Mission: Just Practice Collaborative exists to build our communities’ capacity to effectively and empathically respond to intimate partner violence, sexual assault and crisis without relying primarily on police or other state-based systems.  We offer care work, mentoring, practice spaces and think through structures of support for abolitionist organizers and facilitators of restorative and transformative justice processes and organizers who are building non-carceral and non-police crisis response teams around the country.

Vision: 

Just Practice Collaborative works to create a world where survivors and their communities can feel believed, feel held and like healing is possible.

About Us 

The Just Practice Collaborative is focused on sustaining a community of organizers, community accountability practitioners and abolitionists. We provide community-based accountability and support structures for all parties involved with incidents and patterns of sexual, domestic, relationship, and intimate community violence. JPC is both a practice is a resource and a model for those who want to address violence and crisis without reliance on criminal legal and traditional social services. 
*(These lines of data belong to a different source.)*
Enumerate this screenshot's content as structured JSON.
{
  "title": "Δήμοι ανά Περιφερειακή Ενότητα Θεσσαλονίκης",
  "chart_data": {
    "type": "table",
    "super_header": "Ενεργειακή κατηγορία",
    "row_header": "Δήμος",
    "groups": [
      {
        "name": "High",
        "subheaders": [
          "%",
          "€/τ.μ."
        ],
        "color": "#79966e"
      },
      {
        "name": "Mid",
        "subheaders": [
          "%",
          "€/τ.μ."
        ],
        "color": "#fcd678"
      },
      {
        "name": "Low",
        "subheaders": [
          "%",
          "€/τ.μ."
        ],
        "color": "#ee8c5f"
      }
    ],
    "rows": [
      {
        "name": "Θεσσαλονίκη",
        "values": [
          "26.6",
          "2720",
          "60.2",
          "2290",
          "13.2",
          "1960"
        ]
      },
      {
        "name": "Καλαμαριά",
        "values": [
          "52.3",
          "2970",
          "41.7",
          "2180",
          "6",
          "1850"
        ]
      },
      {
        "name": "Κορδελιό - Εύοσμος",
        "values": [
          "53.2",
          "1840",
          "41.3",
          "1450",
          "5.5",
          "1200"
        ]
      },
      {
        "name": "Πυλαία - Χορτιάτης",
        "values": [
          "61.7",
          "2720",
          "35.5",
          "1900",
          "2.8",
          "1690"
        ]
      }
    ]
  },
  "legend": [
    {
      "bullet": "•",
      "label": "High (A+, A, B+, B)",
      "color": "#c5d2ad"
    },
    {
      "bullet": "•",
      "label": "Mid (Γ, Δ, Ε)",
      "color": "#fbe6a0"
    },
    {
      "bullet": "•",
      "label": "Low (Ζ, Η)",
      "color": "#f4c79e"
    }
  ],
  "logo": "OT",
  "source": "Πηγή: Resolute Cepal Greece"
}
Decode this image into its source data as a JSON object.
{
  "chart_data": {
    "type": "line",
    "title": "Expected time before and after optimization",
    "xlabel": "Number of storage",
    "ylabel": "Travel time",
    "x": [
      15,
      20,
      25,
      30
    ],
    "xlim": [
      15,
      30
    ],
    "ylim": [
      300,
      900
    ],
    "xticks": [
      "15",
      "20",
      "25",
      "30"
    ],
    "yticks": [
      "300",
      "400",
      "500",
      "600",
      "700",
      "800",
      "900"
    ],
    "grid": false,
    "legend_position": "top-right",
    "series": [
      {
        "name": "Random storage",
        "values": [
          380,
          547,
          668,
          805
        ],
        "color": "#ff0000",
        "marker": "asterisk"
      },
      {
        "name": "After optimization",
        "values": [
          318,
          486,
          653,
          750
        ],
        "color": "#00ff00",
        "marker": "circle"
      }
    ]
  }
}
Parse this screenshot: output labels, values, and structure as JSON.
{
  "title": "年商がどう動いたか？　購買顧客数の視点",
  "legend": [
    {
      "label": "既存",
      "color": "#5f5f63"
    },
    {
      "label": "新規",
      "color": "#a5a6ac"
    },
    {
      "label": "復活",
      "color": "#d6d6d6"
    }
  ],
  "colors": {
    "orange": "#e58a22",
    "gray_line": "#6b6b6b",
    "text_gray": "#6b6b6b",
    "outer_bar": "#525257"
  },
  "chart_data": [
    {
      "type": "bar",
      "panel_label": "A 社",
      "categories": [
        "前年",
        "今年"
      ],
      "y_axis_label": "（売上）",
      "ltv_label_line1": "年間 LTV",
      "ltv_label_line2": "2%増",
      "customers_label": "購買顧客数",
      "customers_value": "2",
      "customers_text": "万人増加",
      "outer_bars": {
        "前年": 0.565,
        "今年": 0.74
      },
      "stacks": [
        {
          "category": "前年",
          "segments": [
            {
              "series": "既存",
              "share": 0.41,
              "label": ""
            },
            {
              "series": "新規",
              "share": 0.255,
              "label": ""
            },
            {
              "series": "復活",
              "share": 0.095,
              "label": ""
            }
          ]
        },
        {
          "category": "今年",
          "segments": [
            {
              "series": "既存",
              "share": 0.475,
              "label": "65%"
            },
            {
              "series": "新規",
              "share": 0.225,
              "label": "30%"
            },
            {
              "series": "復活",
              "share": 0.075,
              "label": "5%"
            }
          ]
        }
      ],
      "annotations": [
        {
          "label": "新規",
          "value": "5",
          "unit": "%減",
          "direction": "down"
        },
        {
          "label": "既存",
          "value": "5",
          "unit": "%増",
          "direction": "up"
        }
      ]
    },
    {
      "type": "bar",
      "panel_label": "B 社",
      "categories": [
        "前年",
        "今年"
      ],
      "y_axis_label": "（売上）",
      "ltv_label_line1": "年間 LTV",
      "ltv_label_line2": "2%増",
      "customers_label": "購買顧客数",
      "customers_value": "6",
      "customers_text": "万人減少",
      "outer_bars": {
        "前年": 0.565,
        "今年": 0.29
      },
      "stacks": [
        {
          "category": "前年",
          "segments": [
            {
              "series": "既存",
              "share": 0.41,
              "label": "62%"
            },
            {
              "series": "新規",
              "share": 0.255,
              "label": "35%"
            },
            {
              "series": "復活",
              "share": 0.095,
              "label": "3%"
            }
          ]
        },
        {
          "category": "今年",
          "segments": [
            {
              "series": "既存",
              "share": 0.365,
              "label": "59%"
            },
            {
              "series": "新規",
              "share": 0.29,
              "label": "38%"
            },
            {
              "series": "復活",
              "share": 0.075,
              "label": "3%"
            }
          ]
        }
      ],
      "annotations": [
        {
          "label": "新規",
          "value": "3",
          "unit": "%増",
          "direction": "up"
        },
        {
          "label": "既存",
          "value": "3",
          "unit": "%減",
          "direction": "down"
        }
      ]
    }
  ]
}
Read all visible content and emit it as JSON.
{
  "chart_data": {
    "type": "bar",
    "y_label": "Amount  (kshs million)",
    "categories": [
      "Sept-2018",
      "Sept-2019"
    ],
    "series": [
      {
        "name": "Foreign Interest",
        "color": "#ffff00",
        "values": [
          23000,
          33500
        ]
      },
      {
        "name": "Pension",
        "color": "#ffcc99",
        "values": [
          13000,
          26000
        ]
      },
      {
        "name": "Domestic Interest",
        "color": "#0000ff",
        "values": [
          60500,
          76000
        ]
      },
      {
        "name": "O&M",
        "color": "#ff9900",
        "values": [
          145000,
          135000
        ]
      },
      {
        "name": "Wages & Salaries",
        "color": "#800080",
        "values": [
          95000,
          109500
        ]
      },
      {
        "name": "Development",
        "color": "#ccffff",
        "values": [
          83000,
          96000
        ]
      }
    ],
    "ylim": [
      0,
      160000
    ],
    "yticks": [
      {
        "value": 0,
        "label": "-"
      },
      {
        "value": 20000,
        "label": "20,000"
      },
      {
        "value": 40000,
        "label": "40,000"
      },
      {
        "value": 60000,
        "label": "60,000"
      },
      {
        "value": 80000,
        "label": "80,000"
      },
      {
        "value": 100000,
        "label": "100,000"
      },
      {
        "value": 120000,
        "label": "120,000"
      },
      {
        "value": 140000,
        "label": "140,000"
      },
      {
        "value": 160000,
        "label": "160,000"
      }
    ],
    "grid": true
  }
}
Founded in 2014 by Shira Hassan, Deana Lewis, Rachel Caidor, Mariame Kaba, Keisa Reynolds and Ana Mercado, we are an abolitionist feminist, survivor led, mostly queer and disability centered network of organizers who have been working to interrupt, transform and respond to violence without the use of prisons, police and most state systems for last decade. We work to develop and sustain a community of organizers who are skilled in community accountability and crisis response.